Korg have developed another technology for inter‑application communication, but this time for apps running on different iOS devices. WIST (Wireless Sync‑Start Technology) makes is possible to sync the playback of two devices via Bluetooth, keeping the time and tempo consistent between a master device and a slave. At the moment, this is a closed technology that only works with Korg's own iPad apps — iElectribe and iMS20 — and, to be honest, I found that it was somewhat fiddly and unreliable in setup and use. But the idea is clearly a great one, and it would be useful if it could be improved and extended to other developers in future revisions.
In addition to the MIDI Mobilizer and SynthStation hardware mentioned in the main text, there are a number of other upcoming and recently released MIDI and audio peripherals for your iOS device, many of which were shown at this year's Winter NAMM Show.
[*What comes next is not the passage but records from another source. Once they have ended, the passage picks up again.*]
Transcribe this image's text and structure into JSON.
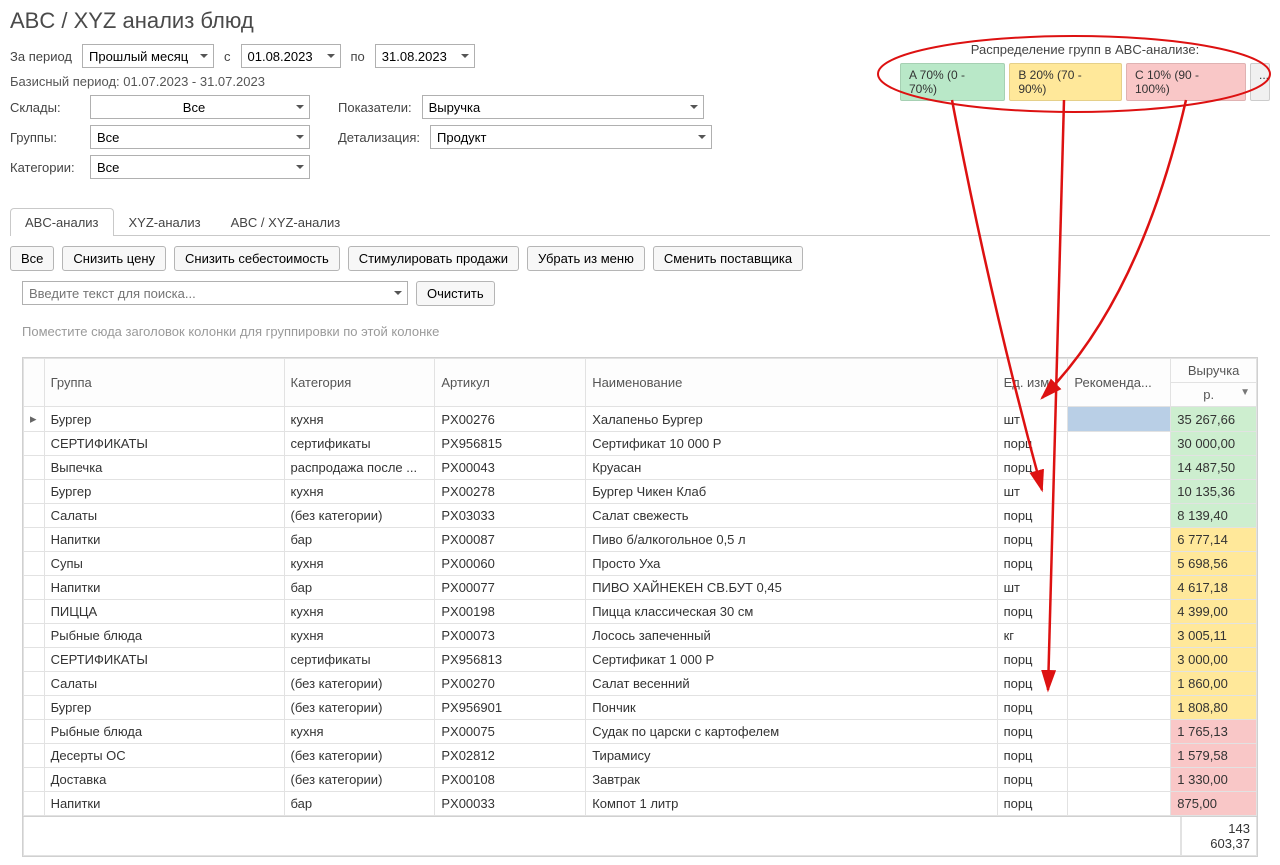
{
  "title": "ABC / XYZ анализ блюд",
  "filters": {
    "period_label": "За период",
    "period_value": "Прошлый месяц",
    "from_label": "с",
    "from_value": "01.08.2023",
    "to_label": "по",
    "to_value": "31.08.2023",
    "base_period": "Базисный период: 01.07.2023 - 31.07.2023",
    "stores_label": "Склады:",
    "stores_value": "Все",
    "indicators_label": "Показатели:",
    "indicators_value": "Выручка",
    "groups_label": "Группы:",
    "groups_value": "Все",
    "detail_label": "Детализация:",
    "detail_value": "Продукт",
    "categories_label": "Категории:",
    "categories_value": "Все"
  },
  "abc_legend": {
    "label": "Распределение групп в ABC-анализе:",
    "a": "A 70% (0 - 70%)",
    "b": "B 20% (70 - 90%)",
    "c": "C 10% (90 - 100%)",
    "more": "..."
  },
  "tabs": [
    {
      "label": "ABC-анализ",
      "active": true
    },
    {
      "label": "XYZ-анализ",
      "active": false
    },
    {
      "label": "ABC / XYZ-анализ",
      "active": false
    }
  ],
  "action_buttons": [
    "Все",
    "Снизить цену",
    "Снизить себестоимость",
    "Стимулировать продажи",
    "Убрать из меню",
    "Сменить поставщика"
  ],
  "search": {
    "placeholder": "Введите текст для поиска...",
    "clear": "Очистить"
  },
  "group_hint": "Поместите сюда заголовок колонки для группировки по этой колонке",
  "columns": {
    "superhead": "Выручка",
    "group": "Группа",
    "category": "Категория",
    "article": "Артикул",
    "name": "Наименование",
    "unit": "Ед. изм.",
    "reco": "Рекоменда...",
    "rev": "р."
  },
  "rows": [
    {
      "group": "Бургер",
      "category": "кухня",
      "article": "PX00276",
      "name": "Халапеньо Бургер",
      "unit": "шт",
      "reco_sel": true,
      "rev": "35 267,66",
      "cls": "A"
    },
    {
      "group": "СЕРТИФИКАТЫ",
      "category": "сертификаты",
      "article": "PX956815",
      "name": "Сертификат 10 000 Р",
      "unit": "порц",
      "rev": "30 000,00",
      "cls": "A"
    },
    {
      "group": "Выпечка",
      "category": "распродажа после ...",
      "article": "PX00043",
      "name": "Круасан",
      "unit": "порц",
      "rev": "14 487,50",
      "cls": "A"
    },
    {
      "group": "Бургер",
      "category": "кухня",
      "article": "PX00278",
      "name": "Бургер Чикен Клаб",
      "unit": "шт",
      "rev": "10 135,36",
      "cls": "A"
    },
    {
      "group": "Салаты",
      "category": "(без категории)",
      "article": "PX03033",
      "name": "Салат свежесть",
      "unit": "порц",
      "rev": "8 139,40",
      "cls": "A"
    },
    {
      "group": "Напитки",
      "category": "бар",
      "article": "PX00087",
      "name": "Пиво б/алкогольное 0,5 л",
      "unit": "порц",
      "rev": "6 777,14",
      "cls": "B"
    },
    {
      "group": "Супы",
      "category": "кухня",
      "article": "PX00060",
      "name": "Просто Уха",
      "unit": "порц",
      "rev": "5 698,56",
      "cls": "B"
    },
    {
      "group": "Напитки",
      "category": "бар",
      "article": "PX00077",
      "name": "ПИВО ХАЙНЕКЕН СВ.БУТ 0,45",
      "unit": "шт",
      "rev": "4 617,18",
      "cls": "B"
    },
    {
      "group": "ПИЦЦА",
      "category": "кухня",
      "article": "PX00198",
      "name": "Пицца классическая 30 см",
      "unit": "порц",
      "rev": "4 399,00",
      "cls": "B"
    },
    {
      "group": "Рыбные блюда",
      "category": "кухня",
      "article": "PX00073",
      "name": "Лосось запеченный",
      "unit": "кг",
      "rev": "3 005,11",
      "cls": "B"
    },
    {
      "group": "СЕРТИФИКАТЫ",
      "category": "сертификаты",
      "article": "PX956813",
      "name": "Сертификат 1 000 Р",
      "unit": "порц",
      "rev": "3 000,00",
      "cls": "B"
    },
    {
      "group": "Салаты",
      "category": "(без категории)",
      "article": "PX00270",
      "name": "Салат весенний",
      "unit": "порц",
      "rev": "1 860,00",
      "cls": "B"
    },
    {
      "group": "Бургер",
      "category": "(без категории)",
      "article": "PX956901",
      "name": "Пончик",
      "unit": "порц",
      "rev": "1 808,80",
      "cls": "B"
    },
    {
      "group": "Рыбные блюда",
      "category": "кухня",
      "article": "PX00075",
      "name": "Судак по царски с картофелем",
      "unit": "порц",
      "rev": "1 765,13",
      "cls": "C"
    },
    {
      "group": "Десерты ОС",
      "category": "(без категории)",
      "article": "PX02812",
      "name": "Тирамису",
      "unit": "порц",
      "rev": "1 579,58",
      "cls": "C"
    },
    {
      "group": "Доставка",
      "category": "(без категории)",
      "article": "PX00108",
      "name": "Завтрак",
      "unit": "порц",
      "rev": "1 330,00",
      "cls": "C"
    },
    {
      "group": "Напитки",
      "category": "бар",
      "article": "PX00033",
      "name": "Компот 1 литр",
      "unit": "порц",
      "rev": "875,00",
      "cls": "C"
    }
  ],
  "total": "143 603,37"
}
One of the most exciting i‑peripherals of those announced at NAMM was Alesis' iO Dock, which offers high‑quality audio connectivity, including an input that supports mic, line, and guitar levels, with phantom power, and has a number of other connections, including Core‑MIDI‑compatible MIDI ports, composite video out to mirror the display of the docked iPad, and even a footswitch socket. This is the type of product many iPad users have been waiting for, since it will make it as easy to integrate your iPad into a live or studio rig as any other piece of gear. The iO Dock is scheduled to ship in June with a list price of $399, although many retailers are already offering pre‑orders for $199.
Another exceedingly useful box for those wishing to integrate their iPhone or iPad into a MIDI‑based environment is iConnectivy's iConnectMIDI, a hardware MIDI interface designed to function as the MIDI hub of an iOS‑based mobile setup. In addition to two pairs of standard MIDI In and Out ports, there's also a USB hub port, making it possible to connect up to eight USB MIDI devices to iConnectMIDI. Two mini‑USB ports are also provided, enabling you to use iConnectMIDI with up to two iOS devices (or non‑iOS computers) simultaneously in the same set up. At the Winter NAMM show, iConnectivity could be seen demonstrating iConnectMIDI with six USB MIDI devices triggering a multitimbral instrument running on an iPhone, which was both bizarre and impressive. For more information on shipping and pricing, visit www.iconnectmidi.com.
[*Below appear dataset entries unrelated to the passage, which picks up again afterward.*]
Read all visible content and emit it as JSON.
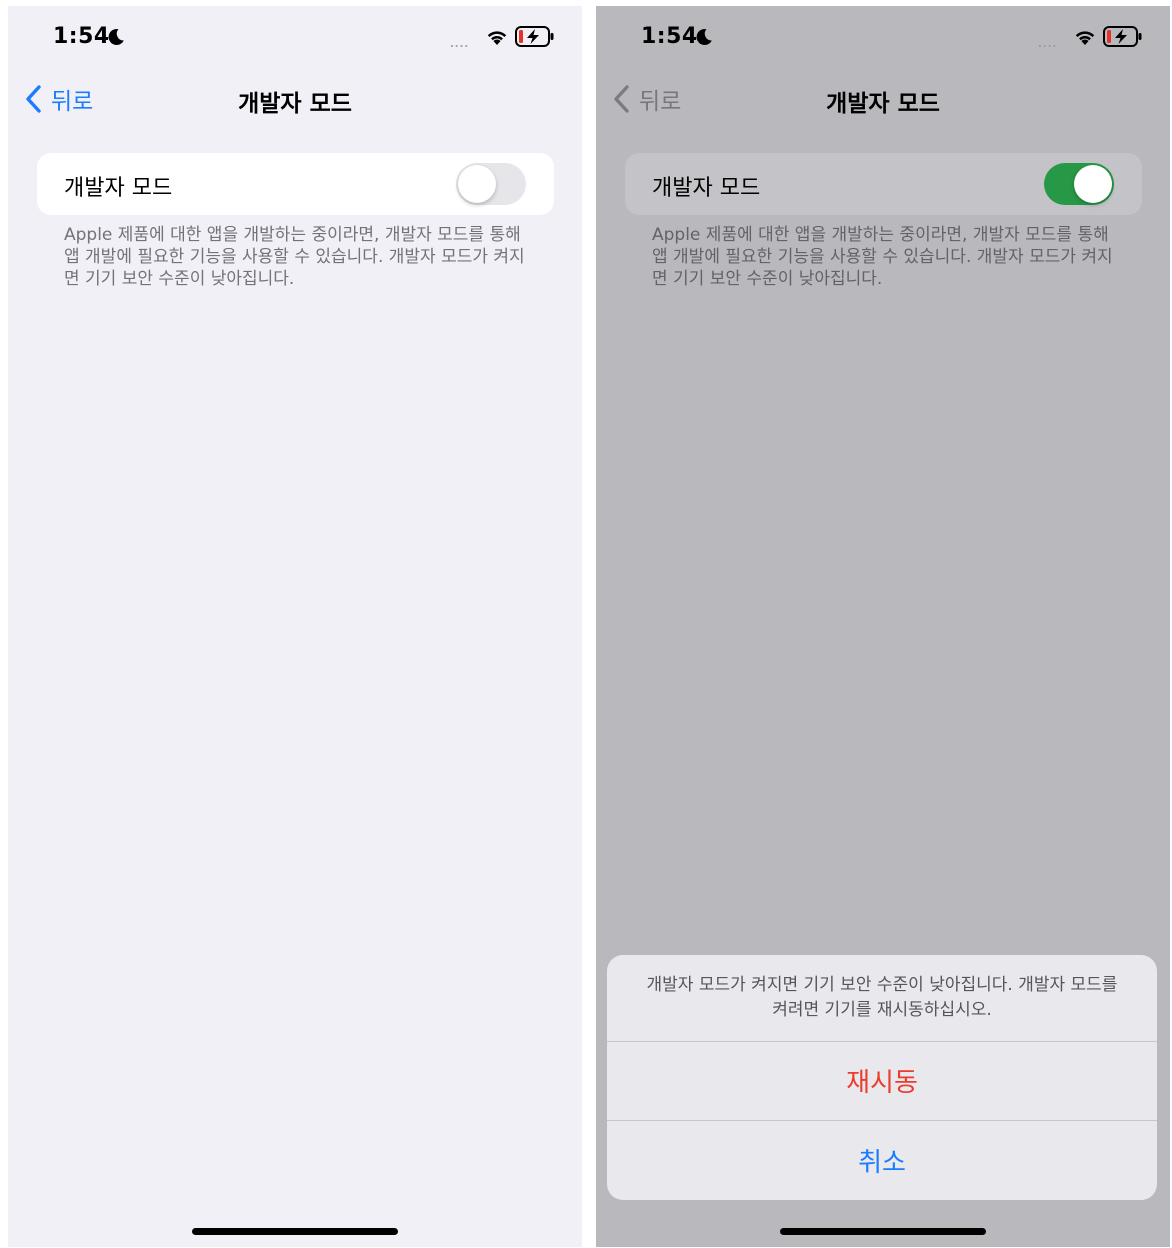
{
  "status_bar": {
    "time": "1:54",
    "moon_icon": "moon-icon",
    "signal": "....",
    "wifi_icon": "wifi-icon",
    "battery_icon": "battery-charging-icon",
    "battery_low_color": "#e5332a"
  },
  "nav": {
    "back_label": "뒤로",
    "title": "개발자 모드"
  },
  "setting": {
    "label": "개발자 모드",
    "footer": "Apple 제품에 대한 앱을 개발하는 중이라면, 개발자 모드를 통해 앱 개발에 필요한 기능을 사용할 수 있습니다. 개발자 모드가 켜지면 기기 보안 수준이 낮아집니다."
  },
  "screens": {
    "left": {
      "toggle_on": false
    },
    "right": {
      "toggle_on": true,
      "toggle_on_color": "#279846"
    }
  },
  "action_sheet": {
    "message": "개발자 모드가 켜지면 기기 보안 수준이 낮아집니다. 개발자 모드를 켜려면 기기를 재시동하십시오.",
    "restart_label": "재시동",
    "cancel_label": "취소",
    "restart_color": "#ee3b2f",
    "cancel_color": "#1a7cff"
  },
  "colors": {
    "accent": "#1a7cff",
    "background_light": "#f0f0f6",
    "background_dimmed": "#b8b8bd"
  }
}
To accompany the release of the iPad version of GarageBand, Apogee announced Jam, an interface designed to make it easy to hook up a guitar to the iPad (or indeed, a Mac). Jam is a simple device with a quarter‑inch intrument input on one end, a USB output on the other, and a gain switch in the middle to adjust the input level. Unlike some guitar‑oriented hardware for iOS devices, Jam has its own A‑D converter built‑in, which accounts for its $99 premium (for this kind of peripheral) price tag.
If Jam's cost seems out of reach, there is no shortage of alternatives for guitarists to consider. IK Multimedia offer a similar device called Amplitube iRig, which is slightly cheaper, at $39. Unlike Jam, the iRig plugs into the headphone port, and offers both a quarter‑inch instrument input and a 3.5mm headphone jack. IK Multimedia also offer iPhone and iPad versions of their Amplitube guitar amp and stomp box software on the App Store in a variety of $19.99, free and $2.99 LE editions.
In direct competition with IK Multimedia, Peavey also offer the $29 AmpKit Link, which is basically the same idea as the iRig in a slightly bulkier package. Peavey's AmpKit software also has free and $19.99 versions, though these apps are Universal.